I was taken by surprise on Christmas Day. It was a wonderful low-key day, spent at home with our immediate family (minus our 19 year old son, Teyler,--still in the States). After opening gifts, I immediately started in on making homemade cinnamon rolls, I also made homemade rolls, and our traditional Christmas Chowder Soup. At about 3:00 p.m., the phone rang and it was Teyler. A lively conversation ensued between Teyler and his brother. I could hear the excitement in Christian's voice as he conversed with his brother. They were laughing and updating each other on the latest happenings in their lives. As I stood over the sink scrubbing potatoes, I was surprised that I began to cry. I had been perfectly fine up until that point. Christmas Eve had passed without incident, and two-thirds of Christmas Day had passed. But now, knowing my son was on the phone, the dam broke. The tears began to pour and my heart felt such pain. I wanted to see and hold my son. Not only was I shocked at my reaction, but so was my family. I left the kitchen and laid down on my daughters' bed and sobbed for about an hour. (The following picture shows two of my children coming in to "cuddle" with me to help me feel better!). During that hour, I cried out to God and told Him of my heartache. I searched for some profound spiritual insight into the pain but found none, only pain. Eventually there were no more tears to shed and I finished the rest of the day feeling rather melancholy--extremely rare for me. I looked forward to bedtime, the escape of consciousness/emotional pain.

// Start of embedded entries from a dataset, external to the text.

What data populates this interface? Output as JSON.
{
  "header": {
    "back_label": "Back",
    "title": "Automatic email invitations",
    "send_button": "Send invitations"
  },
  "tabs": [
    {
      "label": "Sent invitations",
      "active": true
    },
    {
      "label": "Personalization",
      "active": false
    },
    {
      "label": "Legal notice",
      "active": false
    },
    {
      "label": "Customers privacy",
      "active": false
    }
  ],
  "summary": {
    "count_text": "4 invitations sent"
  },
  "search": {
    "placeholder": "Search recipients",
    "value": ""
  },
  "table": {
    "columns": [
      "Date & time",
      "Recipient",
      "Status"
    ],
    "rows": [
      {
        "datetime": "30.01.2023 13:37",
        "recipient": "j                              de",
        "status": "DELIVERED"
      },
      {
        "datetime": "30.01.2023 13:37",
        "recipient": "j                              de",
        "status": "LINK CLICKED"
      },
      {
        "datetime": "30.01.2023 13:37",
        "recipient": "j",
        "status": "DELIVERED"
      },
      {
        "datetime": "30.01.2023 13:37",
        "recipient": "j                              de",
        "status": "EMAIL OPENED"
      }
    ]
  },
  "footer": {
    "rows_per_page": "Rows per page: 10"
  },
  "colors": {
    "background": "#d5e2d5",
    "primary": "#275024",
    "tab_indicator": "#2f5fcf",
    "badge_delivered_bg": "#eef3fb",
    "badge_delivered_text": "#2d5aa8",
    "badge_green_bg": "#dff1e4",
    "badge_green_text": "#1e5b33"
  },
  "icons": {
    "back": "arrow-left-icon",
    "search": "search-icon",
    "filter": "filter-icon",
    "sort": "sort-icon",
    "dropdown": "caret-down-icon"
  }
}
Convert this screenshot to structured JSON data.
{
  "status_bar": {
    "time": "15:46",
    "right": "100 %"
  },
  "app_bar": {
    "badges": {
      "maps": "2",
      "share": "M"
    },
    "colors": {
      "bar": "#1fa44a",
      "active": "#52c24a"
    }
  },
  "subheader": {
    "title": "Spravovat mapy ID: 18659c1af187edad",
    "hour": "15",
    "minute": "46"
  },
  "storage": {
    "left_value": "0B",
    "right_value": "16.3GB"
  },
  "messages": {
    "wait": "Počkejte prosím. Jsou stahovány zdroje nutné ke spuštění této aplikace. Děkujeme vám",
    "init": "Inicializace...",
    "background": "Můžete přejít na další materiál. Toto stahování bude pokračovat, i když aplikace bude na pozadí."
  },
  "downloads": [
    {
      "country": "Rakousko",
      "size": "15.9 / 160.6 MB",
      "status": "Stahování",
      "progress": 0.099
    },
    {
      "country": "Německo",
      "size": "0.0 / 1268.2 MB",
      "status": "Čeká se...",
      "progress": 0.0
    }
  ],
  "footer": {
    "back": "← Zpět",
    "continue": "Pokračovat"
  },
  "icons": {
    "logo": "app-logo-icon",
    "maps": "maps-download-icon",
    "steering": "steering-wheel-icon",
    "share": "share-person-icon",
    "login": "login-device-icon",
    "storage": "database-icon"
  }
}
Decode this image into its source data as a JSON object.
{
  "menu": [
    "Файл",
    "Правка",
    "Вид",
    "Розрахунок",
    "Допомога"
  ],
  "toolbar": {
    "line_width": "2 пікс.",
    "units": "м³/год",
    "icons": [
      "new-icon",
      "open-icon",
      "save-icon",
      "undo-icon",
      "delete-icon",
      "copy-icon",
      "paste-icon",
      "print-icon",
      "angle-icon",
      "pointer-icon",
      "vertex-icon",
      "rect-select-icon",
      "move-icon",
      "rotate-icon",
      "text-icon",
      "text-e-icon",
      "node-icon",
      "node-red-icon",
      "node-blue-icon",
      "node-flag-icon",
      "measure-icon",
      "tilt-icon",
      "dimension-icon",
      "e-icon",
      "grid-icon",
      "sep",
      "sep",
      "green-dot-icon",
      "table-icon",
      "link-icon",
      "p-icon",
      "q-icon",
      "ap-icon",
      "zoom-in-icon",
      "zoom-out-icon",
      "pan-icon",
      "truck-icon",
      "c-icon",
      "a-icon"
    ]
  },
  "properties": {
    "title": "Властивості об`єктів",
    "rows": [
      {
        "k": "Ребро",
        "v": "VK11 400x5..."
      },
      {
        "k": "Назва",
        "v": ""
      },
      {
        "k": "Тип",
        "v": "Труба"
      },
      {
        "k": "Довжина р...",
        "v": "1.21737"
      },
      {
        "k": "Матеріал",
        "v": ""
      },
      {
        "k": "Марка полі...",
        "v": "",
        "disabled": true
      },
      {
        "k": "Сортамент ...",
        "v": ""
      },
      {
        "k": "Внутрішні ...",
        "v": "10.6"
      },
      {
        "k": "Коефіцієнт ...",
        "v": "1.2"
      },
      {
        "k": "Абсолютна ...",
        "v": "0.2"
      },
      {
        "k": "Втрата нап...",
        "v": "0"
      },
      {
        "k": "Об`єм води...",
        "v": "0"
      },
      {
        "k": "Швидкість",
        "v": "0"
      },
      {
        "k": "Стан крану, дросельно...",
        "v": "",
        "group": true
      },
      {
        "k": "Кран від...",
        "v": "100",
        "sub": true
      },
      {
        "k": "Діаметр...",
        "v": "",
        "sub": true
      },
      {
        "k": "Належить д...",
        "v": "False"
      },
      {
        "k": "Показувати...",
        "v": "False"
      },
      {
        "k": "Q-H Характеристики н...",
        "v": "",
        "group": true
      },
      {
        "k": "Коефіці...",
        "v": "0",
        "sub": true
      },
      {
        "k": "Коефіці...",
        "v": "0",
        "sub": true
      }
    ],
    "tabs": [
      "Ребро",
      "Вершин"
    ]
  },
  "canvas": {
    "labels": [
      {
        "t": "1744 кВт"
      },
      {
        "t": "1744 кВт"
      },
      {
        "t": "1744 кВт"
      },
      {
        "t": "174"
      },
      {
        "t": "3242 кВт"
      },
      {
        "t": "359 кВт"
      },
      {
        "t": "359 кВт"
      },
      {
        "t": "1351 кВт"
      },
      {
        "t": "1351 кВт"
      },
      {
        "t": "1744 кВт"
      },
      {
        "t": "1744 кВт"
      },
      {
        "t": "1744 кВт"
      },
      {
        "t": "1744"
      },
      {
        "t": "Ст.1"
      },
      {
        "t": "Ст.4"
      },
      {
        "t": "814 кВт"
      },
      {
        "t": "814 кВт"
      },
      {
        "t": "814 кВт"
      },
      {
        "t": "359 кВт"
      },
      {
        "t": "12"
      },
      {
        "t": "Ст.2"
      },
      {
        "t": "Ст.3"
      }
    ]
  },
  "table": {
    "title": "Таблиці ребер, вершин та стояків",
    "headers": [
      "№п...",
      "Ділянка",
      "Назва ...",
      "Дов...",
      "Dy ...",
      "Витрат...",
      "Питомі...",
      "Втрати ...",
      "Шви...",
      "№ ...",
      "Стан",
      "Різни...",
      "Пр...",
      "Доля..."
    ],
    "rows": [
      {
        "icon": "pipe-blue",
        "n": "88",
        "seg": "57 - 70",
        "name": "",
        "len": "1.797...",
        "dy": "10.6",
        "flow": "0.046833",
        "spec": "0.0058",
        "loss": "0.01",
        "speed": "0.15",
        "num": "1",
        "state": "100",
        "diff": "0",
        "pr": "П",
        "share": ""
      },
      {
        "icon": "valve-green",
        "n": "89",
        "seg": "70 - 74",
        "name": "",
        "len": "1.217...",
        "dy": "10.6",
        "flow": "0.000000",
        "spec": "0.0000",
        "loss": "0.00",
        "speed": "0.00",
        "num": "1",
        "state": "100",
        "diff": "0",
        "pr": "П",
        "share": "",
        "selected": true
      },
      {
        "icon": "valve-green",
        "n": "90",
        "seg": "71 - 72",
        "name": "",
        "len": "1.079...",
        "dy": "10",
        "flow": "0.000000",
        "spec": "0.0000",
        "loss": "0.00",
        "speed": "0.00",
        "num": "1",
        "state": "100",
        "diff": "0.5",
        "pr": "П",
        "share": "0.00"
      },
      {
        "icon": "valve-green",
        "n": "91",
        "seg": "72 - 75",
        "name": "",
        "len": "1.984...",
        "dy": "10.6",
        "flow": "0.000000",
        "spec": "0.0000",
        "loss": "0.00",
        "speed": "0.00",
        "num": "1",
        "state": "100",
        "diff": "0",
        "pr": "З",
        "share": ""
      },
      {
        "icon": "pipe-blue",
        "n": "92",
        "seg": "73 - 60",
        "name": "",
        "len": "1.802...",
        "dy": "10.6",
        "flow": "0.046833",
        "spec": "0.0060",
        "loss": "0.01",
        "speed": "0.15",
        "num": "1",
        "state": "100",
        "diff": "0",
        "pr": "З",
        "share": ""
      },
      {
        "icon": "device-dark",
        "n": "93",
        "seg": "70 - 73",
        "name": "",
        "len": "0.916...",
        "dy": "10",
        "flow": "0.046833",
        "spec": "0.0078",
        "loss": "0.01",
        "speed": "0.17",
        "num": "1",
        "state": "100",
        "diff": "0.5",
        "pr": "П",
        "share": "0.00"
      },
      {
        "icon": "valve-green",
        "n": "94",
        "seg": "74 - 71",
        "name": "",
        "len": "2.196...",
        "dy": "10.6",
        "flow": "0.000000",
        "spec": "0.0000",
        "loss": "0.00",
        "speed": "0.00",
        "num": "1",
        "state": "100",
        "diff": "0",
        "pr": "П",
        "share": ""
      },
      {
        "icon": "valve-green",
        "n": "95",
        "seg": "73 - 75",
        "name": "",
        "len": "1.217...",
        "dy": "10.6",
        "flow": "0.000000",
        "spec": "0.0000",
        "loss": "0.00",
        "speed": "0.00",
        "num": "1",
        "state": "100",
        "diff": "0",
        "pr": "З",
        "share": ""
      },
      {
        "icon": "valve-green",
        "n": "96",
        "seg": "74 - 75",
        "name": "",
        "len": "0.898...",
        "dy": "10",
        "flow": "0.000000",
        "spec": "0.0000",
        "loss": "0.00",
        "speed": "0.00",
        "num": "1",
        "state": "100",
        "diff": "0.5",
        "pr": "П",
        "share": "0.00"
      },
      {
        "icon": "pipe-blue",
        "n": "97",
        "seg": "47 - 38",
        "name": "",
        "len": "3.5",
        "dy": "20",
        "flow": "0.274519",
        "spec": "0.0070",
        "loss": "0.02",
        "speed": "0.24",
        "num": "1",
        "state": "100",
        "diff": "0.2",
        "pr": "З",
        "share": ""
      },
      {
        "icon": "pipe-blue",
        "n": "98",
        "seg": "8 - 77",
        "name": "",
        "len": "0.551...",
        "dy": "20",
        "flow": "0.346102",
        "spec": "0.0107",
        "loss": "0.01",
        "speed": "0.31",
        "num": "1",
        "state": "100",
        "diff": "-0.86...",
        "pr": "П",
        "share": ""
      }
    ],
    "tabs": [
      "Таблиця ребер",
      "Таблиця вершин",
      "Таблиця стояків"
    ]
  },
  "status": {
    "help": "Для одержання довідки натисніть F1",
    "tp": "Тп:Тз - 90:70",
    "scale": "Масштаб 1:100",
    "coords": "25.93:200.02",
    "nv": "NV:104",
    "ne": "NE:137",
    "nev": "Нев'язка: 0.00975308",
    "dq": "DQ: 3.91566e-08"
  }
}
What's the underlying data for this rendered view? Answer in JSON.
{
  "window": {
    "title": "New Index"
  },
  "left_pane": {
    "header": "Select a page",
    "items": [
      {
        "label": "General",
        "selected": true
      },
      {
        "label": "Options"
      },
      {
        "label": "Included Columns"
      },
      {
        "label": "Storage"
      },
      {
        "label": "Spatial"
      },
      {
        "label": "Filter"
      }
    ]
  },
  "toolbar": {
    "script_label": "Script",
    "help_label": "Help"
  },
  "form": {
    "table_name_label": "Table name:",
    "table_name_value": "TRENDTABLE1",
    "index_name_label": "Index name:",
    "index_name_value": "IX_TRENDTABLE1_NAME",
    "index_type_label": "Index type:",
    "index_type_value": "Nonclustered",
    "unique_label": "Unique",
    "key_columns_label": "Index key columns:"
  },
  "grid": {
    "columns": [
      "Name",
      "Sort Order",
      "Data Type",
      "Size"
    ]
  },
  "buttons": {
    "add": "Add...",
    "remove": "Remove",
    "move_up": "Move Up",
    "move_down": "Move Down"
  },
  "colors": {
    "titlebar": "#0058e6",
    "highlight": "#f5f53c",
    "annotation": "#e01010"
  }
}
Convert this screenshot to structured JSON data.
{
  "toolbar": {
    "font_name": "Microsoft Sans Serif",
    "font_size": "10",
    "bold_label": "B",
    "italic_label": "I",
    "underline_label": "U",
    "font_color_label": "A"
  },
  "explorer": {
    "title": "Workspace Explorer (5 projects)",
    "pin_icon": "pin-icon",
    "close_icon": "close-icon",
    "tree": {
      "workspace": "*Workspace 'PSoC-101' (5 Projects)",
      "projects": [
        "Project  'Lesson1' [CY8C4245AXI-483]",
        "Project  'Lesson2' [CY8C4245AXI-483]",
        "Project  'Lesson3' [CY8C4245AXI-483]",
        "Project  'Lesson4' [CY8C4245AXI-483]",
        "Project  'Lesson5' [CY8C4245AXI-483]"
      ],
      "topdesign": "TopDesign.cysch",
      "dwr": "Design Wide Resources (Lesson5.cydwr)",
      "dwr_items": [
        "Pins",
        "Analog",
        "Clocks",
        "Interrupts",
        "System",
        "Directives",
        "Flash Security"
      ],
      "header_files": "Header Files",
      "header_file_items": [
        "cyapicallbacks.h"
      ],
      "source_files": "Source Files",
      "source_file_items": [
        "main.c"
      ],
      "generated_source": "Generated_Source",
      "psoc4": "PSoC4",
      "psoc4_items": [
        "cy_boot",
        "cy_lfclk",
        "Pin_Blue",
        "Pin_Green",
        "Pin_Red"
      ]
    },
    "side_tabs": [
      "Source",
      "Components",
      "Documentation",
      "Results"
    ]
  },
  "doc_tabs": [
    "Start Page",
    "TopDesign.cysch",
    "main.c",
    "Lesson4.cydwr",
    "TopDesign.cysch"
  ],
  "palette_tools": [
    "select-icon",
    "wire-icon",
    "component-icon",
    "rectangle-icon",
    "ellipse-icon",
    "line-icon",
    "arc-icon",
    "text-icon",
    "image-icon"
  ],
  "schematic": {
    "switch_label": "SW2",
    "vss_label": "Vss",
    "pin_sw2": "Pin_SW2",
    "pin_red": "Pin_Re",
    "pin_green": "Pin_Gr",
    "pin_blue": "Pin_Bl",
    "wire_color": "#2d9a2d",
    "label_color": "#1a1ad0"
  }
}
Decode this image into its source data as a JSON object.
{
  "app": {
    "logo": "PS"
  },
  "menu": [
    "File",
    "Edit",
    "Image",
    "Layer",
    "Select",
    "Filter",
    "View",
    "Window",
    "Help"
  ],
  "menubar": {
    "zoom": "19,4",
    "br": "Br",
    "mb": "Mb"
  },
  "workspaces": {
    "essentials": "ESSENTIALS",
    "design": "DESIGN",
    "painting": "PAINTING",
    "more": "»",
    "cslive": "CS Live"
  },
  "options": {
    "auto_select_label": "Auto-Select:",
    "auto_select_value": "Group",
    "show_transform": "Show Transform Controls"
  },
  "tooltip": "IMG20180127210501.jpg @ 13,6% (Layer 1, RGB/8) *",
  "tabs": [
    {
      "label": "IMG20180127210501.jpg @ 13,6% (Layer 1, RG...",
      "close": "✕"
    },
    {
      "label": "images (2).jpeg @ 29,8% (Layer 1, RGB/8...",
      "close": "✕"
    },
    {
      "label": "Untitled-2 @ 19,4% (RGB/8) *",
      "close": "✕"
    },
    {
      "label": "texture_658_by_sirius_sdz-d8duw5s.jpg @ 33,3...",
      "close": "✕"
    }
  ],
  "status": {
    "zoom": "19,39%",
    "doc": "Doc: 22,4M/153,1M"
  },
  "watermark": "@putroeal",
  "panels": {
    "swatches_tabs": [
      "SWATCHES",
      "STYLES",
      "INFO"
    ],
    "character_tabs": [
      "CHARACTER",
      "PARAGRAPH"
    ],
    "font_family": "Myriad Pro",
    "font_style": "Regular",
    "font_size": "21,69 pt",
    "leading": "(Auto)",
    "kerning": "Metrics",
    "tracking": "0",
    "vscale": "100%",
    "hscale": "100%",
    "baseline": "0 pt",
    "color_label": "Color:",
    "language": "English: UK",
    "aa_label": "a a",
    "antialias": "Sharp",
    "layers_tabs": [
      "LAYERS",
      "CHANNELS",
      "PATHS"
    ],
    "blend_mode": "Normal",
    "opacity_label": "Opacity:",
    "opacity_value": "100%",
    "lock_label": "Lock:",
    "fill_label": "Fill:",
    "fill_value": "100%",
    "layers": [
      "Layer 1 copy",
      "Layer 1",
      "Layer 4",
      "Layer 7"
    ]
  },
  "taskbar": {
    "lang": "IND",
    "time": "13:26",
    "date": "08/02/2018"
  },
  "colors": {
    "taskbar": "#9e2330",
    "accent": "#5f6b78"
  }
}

The following morning (Christmas Day in California--remember, we're a day ahead in Guam), I slept late and was greeted by Eric with one of my cinnamon rolls and orange juice in bed. How kind of him to be sensitive to where I was emotionally. About an hour later, as I sat at the computer, Skype began to ring (our computer web camera system) . When I answered, who was on the screen? My son, my parents, and two of their foster children. I was so thrilled! That was the first time I had "seen" my son in nearly three months because of computer difficulties on his end. Eric, the kids and I all gathered around on our end as we talked to my family in California. We talked and laughed for two hours!! It was an incredibly special time for all of us.
That night, after everyone was in bed and I had tidied the house, I felt the need to write about the pain I had felt being separated from our son. Writing helps me process my feelings; it's very therapeutic for me. It was 12:30 a.m. and I had just typed the first sentence of this blog when the phone rang. Who would be calling us at this hour? I grabbed for the phone worrying that perhaps something was wrong with our family in the States. It was Jim, the gentleman I've been working with at Thomas Nelson Publishing (the largest publisher of Bibles). I had ordered one of the textbooks for the class I'm teaching through them. It was 8:30 a.m. in Tennessee and there was a problem with my order and he wanted to alert me as soon as possible. In the course of his conversation with me, Jim told me how he'd spent Christmas with a friend who had a 20 year old son in the military stationed in Afghanistan. Because his son is on the front lines he has had no contact with him for two weeks. Apparently, this man broke down crying on Christmas saying how hard it was to have NO contact whatsoever and to not know if his son was dead or alive. As Jim told me this story, it was such a reality check for me. My son is safe and, for that matter, is being spoiled and loved as he lives with his grandparents. I can talk to him on the phone at any moment. I was even able to "see" him on Christmas Day through modern technology. I felt such gratitude towards God for having my son where he is. I also had to smile at God. I don't think it was a coincidence that the phone call came RIGHT when I sat down to write about this topic. I also don't think it was a fluke that Jim "just happened" to tell me this story of his friend and his son. Here AGAIN is proof of how God consistently meets my needs emotionally and physically. He sent me a BIG message. "Karyn, I see you, I see your pain" and then very gently He reminded me, "Pray for this man's boy and all the other moms and dads who have NO contact with their children and whose children may be in VERY dangerous places physically and sometimes spiritually." Oh, how I love my dear Father, who ever so lovingly and gently moves me beyond my self-absorption to a place of gratitude and willingness to "bear another's burden."